Китеж, 2004
Дверь в спальню приоткрылась, послышался приглушенный мамин голос.
– Гера, завтрак готов!
Жорик высунул голову с лоджии:
– Зверей докормлю…
– Тс-c, сестру не разбуди, – мама чуть нахмурилась, но примирительно улыбнулась. – И поспеши, папа ждать не сможет.
Жорик покосился на нижний ярус кровати со спящей Лисой за импровизированными шторками, кивнул маме и нырнул обратно, в свое маленькое шумное царство. Молодая серая ворона Пуша тут же вылетела из распахнутой клетки и приземлилась Жорику на голову:
– Карр! – требовательно воскликнула она и, судя по пляскам на шевелюре, цеплялась, искала равновесие, то и дело расправляя короткие крылья. Ее он подобрал сразу после переезда в Китеж – больного, почти лысого птенца, – думал, не выживет.
Жорик выставил руку, и Пуша спланировала на нее. Вцепилась в кожу когтями, больно оцарапав. Да, без краг так лучше не делать, но он лишь улыбнулся: нормальные маховые перья у Пуши так и не отросли, но в последний месяц она, наконец, начала понемногу летать. Метр-два, но такой прогресс!
Такую прирученную птицу уже ни за что не выпустишь обратно на волю. Как и ежа, которого Жорик привез с собой в Китеж из Еловца, небольшой деревушки в глуши Томской области, в которой он провел все детство. Совершенно домашнего варана – того, что Жорик вытащил из проруби в последние каникулы, – тоже уже не отпустить.
А вот зеленую жабу, что спит сейчас в ящике под клеткой с бурундуками, еще можно попытаться выпустить. Ее он подобрал в середине грудня, на выпавшем снегу. Что-то, похоже, согнало ее с выбранного убежища для зимовки. Жорик ее даже почти на руках не держал: накормил сверчками, собрал в пластиковый ящик коры и мха, наворожил нужной температуры и влажности и отправил спать. Весной выпустит: должна выжить на воле. Но проследить за ее судьбой, конечно, придется.

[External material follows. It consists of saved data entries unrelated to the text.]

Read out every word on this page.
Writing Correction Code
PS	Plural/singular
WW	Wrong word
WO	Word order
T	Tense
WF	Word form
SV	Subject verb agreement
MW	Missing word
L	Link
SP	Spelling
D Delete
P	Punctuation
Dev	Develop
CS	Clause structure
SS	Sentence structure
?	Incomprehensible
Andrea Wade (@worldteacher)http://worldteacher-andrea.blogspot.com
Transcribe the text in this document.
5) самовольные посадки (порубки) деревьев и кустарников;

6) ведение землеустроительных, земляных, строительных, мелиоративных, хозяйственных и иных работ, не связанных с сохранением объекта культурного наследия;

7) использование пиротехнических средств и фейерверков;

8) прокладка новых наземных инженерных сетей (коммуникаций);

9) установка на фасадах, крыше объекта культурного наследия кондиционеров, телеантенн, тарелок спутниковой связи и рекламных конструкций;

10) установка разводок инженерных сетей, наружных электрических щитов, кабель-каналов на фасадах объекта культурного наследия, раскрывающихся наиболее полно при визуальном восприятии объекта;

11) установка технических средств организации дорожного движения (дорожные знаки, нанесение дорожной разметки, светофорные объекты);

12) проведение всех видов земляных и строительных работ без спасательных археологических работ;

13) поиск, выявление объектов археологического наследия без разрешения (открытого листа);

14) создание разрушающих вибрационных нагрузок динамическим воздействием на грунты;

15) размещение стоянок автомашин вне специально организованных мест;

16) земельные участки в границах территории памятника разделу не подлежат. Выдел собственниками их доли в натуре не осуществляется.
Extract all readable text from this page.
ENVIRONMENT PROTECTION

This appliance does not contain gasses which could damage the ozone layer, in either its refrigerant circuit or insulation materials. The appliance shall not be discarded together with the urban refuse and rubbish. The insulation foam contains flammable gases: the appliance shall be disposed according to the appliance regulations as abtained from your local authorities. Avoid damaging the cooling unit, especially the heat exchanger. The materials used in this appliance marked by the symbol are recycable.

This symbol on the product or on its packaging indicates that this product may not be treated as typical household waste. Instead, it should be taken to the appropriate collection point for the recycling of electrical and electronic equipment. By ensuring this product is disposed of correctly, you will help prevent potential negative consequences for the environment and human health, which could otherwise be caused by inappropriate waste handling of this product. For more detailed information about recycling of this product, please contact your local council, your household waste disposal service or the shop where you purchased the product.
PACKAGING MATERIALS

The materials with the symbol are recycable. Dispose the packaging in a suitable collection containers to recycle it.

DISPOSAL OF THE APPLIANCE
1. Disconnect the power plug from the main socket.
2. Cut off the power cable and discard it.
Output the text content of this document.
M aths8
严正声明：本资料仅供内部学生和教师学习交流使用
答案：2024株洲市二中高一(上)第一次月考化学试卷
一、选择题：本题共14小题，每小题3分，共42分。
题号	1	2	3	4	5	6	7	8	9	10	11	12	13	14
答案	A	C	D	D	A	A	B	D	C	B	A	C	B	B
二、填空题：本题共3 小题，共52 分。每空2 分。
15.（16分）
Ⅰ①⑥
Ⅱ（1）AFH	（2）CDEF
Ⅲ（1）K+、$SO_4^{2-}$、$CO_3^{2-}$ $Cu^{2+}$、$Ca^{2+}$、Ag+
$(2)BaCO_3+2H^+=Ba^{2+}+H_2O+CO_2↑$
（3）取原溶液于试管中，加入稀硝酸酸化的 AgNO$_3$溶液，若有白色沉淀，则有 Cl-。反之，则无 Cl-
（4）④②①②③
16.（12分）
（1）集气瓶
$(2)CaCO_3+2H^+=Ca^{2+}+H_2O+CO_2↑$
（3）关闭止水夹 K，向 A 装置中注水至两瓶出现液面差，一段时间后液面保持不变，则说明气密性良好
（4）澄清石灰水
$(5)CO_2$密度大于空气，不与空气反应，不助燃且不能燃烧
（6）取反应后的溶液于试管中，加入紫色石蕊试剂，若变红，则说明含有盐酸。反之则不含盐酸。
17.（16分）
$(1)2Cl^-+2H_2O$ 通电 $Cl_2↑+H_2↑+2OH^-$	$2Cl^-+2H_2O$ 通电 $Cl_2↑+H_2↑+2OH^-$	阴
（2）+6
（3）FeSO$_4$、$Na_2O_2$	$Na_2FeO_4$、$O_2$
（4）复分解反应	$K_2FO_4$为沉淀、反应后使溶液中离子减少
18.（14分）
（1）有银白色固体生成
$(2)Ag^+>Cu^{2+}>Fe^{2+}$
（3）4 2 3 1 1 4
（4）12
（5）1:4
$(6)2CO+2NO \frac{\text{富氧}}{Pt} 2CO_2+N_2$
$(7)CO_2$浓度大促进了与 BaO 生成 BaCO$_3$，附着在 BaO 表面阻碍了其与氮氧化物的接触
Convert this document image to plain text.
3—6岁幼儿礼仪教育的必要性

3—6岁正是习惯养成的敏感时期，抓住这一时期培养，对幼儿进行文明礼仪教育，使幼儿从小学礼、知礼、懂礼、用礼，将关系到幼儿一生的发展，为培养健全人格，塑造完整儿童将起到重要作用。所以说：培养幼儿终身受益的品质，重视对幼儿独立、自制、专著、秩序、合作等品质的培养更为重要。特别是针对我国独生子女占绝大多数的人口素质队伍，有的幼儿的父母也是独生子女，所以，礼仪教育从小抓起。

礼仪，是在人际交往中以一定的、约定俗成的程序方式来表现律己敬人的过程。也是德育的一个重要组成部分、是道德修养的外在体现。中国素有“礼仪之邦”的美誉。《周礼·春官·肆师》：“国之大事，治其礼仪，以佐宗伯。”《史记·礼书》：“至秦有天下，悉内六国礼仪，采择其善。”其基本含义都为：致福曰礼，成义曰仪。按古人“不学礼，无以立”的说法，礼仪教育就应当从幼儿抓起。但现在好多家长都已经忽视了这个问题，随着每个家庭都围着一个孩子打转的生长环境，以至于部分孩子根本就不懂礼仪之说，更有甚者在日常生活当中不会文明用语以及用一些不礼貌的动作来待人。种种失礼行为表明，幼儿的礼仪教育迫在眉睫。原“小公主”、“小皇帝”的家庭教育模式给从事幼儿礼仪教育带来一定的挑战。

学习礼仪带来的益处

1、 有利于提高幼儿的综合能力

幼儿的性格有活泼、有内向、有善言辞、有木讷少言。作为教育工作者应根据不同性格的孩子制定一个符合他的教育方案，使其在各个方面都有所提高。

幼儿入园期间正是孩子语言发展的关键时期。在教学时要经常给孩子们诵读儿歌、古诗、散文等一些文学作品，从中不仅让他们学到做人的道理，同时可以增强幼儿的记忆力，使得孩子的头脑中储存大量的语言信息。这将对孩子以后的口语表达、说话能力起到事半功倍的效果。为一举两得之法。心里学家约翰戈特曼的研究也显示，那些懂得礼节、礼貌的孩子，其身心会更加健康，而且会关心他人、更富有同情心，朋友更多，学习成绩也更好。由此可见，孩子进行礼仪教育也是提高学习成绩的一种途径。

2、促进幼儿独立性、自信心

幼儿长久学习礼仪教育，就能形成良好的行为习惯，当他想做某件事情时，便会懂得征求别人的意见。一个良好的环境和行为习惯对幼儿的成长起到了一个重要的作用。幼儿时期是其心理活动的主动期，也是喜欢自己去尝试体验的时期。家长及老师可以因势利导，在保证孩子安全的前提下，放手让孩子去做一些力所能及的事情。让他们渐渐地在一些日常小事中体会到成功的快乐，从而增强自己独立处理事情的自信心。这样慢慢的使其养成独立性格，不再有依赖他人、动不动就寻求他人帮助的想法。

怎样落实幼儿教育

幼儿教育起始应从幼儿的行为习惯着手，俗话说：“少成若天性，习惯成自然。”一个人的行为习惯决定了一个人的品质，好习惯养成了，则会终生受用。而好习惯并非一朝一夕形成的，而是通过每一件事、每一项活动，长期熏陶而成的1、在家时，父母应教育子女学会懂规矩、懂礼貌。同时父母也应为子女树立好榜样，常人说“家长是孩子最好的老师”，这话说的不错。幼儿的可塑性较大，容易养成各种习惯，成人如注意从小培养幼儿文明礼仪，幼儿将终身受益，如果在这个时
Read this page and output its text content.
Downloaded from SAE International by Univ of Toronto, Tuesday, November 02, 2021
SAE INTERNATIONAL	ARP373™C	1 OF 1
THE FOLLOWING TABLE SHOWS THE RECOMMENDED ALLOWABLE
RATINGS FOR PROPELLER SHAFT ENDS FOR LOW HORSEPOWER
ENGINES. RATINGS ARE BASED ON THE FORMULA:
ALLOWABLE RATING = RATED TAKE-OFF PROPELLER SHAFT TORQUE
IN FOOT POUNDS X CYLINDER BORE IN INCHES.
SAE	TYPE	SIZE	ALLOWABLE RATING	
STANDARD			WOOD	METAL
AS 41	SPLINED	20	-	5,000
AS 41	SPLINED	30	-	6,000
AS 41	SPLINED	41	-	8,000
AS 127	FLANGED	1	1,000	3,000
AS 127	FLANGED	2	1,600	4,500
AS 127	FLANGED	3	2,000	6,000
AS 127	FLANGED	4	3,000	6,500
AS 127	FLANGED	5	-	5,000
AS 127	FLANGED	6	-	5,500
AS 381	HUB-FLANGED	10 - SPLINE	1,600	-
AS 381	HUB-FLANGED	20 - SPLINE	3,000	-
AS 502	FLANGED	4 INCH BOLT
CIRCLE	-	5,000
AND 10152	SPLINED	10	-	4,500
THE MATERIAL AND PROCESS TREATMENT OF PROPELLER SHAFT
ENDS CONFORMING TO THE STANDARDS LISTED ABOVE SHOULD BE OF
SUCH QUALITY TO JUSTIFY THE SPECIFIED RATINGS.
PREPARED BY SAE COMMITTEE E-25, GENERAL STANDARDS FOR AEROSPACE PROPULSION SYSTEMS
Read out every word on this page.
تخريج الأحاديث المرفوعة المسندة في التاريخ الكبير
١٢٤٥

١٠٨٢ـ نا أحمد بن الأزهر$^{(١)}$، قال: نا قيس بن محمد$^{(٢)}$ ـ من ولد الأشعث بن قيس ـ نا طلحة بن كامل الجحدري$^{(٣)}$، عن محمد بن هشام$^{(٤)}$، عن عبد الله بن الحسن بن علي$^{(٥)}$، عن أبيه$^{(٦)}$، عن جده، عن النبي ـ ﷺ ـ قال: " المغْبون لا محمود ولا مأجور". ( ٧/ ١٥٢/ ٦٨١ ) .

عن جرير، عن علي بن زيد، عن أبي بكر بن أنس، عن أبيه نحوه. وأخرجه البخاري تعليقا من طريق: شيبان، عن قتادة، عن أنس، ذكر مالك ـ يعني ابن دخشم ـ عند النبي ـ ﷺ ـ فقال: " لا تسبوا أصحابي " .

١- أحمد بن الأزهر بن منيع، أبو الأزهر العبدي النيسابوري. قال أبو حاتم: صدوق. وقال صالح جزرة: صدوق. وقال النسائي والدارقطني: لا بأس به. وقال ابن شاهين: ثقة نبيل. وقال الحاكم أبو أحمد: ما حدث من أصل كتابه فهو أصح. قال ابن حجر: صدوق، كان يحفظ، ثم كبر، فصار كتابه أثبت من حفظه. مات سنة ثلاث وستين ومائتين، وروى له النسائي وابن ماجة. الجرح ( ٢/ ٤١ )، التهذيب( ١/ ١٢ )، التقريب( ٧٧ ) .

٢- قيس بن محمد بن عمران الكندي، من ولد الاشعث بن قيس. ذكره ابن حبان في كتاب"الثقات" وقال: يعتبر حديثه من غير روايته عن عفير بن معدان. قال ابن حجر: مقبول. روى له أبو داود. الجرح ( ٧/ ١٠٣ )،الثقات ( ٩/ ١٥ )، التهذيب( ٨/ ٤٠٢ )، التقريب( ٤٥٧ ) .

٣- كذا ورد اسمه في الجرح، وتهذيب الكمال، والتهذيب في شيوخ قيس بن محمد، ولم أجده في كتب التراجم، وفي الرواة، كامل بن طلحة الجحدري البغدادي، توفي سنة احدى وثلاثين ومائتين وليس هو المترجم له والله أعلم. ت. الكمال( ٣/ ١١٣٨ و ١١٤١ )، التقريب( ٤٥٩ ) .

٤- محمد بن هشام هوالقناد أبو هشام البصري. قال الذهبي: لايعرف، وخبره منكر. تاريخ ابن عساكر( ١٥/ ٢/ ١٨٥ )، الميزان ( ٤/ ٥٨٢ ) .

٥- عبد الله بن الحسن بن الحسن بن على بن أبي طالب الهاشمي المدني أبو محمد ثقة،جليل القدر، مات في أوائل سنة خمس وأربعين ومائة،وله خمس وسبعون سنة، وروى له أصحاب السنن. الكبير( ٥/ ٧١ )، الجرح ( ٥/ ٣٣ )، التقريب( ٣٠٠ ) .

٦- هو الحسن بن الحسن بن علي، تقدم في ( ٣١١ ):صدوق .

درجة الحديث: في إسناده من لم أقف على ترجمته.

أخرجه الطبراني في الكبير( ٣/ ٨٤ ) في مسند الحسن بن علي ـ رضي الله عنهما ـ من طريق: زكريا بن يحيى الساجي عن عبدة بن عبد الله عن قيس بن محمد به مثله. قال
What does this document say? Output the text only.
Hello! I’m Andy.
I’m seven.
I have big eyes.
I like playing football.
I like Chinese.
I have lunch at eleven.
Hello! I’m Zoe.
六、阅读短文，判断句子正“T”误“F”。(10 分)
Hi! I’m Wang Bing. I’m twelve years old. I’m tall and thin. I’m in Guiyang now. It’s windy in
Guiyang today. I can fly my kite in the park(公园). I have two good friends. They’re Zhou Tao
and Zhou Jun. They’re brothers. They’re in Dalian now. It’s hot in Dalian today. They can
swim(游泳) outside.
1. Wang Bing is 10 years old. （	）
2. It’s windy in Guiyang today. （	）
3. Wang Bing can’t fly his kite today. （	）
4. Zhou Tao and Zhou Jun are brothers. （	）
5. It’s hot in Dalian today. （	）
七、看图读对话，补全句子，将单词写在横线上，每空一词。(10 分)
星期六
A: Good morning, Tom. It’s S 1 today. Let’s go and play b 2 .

Докинул бурундукам любимого лакомства к корму – мясного пюре из баночек для детского питания, намазанного на кружки огурцов. Вороне Пуше зерен и фруктов. Ну что ты смотришь так жалобно? Мясо на ужин получишь. Ежу сверчков засушенных. У варана вода свежая, но на всякий случай закинул ему пару бражников – пусть охотится, и не оглядывается так жадно на бурундуков. Не лучшее соседство, конечно. Но что делать? Да и Жорик был уверен, что старший из них, Дейл, и с вараном не пропадет, и других бурундуков в обиду не даст.
Жорик вытер руки о брюки, опомнился и щелкнул пальцами. Почувствовал тепло на груди от нагревшегося кулона-ксифоса, пижама очистилась от грязи – можно и поесть.
– Пуша, тебе пора. Вечером полетаешь, хорошо? – сказал Жорик на прощание и закрыл ворону в клетке во всю боковую стену.
На цыпочках мимо Лисы – в этом году она училась в цивильной школе во вторую смену и могла отсыпаться, – аккуратно закрыл за собой дверь и пошел на запах еды.
И вот уже блестящие в свете кристаллов капли божественного вишневого варенья, как по полотну современных непонятных художников, растекались по румяному блину. Еще ложку и еще одну. Вначале варенье возвышалось, как гроздь аметистов, но Жорик безжалостно размазал его, свернул блин в трубочку и отправил в рот. Сладость с ароматом лета заполнила его всего – это будет хороший день. Такой же хороший, как всегда. Или почти всегда.
Вчера вот все было очень странно. Жорик нахмурился: сначала эта дикая головная боль, известие о проклятии (и эта Марина похоже не при чем! Но кто еще мог попытаться его проклясть?!). А потом новости в телевизоре, с каким-то левым мужиком вместо привычной физиономии неизменного Председателя Комиссарова, и резко постранневший Алекс: что за бред, всегда был Длинноносов, что ты несешь.